Spinal stroke infark memiliki onset akut. Pada anamnesa ditemukan kelemahan otot
pada keempat ekstremitas yang dimulai pada kaki lalu tangan, didapatkan rasa
kesemutan, perubahan sensasi (perasaan yang tidak biasa) di bagian bawah tubuh yang
merupakan gejala klinis dari spinal stroke infark. Tidak didapatkan riwayat trauma. Pada
pasien tidak ditemukan gangguan fungsi pencernaan dan gangguan fungsi kandung
kemih. Hal ini mungkin bisa disebabkan karena lesi minimal dan tidak mengenai serabut
saraf otonom.

Untuk penegakkan diagnosa yang lebih pasti pada kasus ini diperlukan pemeriksaan
lebih lanjut yaitu MRI. MRI digunakan untuk melihat adanya penyumbatan pada area
sumsum tulang belakang yang terkena.

12
BAB V
KESIMPULAN

Spinal stroke infark merupakan salah satu bentuk stroke infark yang mengenai
pembuluh darah pada medula spinalis (sumsum tulang belakang). Gangguan pada suplai
darah ke sumsum tulang belakang akan menyebabkan kerusakan jaringan dan dapat
memblokir impuls saraf perjalanan sepanjang sumsum tulang belakang. Hal ini akan
menyebabkan gejala seperti kelemahan otot di kaki, perubahan sensasi di bagian bawah
tubuh, nyeri, masalah dengan usus dan kandung kemih.
Gejala stroke tulang belakang biasanya muncul tiba-tiba. Kelemahan otot pada kaki
dapat berkembang sangat cepat menjadi kelumpuhan.
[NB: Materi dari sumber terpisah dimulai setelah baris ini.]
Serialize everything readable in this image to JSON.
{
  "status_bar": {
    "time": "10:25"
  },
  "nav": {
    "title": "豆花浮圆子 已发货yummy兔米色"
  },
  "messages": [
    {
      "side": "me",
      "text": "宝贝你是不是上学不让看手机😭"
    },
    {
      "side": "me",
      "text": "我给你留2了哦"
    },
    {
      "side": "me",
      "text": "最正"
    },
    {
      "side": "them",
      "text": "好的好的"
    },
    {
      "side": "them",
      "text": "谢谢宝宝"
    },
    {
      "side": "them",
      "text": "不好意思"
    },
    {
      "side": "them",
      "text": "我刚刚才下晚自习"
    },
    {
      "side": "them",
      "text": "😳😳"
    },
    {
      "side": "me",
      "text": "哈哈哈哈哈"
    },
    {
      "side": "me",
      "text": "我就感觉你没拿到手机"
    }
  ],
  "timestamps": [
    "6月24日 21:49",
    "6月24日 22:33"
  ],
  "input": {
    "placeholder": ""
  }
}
Selain itu dapat terjadi spastisitas
pada otot. Gangguan sensorik yang dapat terjadi mati rasa, sensasi terbakar atau
kesemutan, kepekaan meningkat untuk rangsangan sentuh dan suhu, dan
ketidakmampuan untuk memberitahu suhu air atau benda, gangguan fungsi pencernaan
dan kandung. Kehilangan kontrol atas buang air besar atau buang air kecil).
Terapi obat standar untuk spinal stroke infark adalah aspirin. Hal ini didasarkan atas
rekomendasi konsensus untuk perawatan akut stroke iskemik. Kombinasi Aspirin dan
Clopidogrel bermanfaat dalam mengurangi risiko infark miokard, stroke berulang, dan
kematian.

13
DAFTAR PUSTAKA

1. Scott Thomas F. Spinal Cord Infarction. 2014. Medscape.

2. Mullen Michael, McGarvey L Michael. Spinal cord infarction. 2014. Wolters

kluwer health.

3. Lisak Robert P, Truong Daniel D,Carroll William M, Bhidayasiri Roongroj.

International Neurology: A Clinical Approach. 2009. Willey-Blackwell.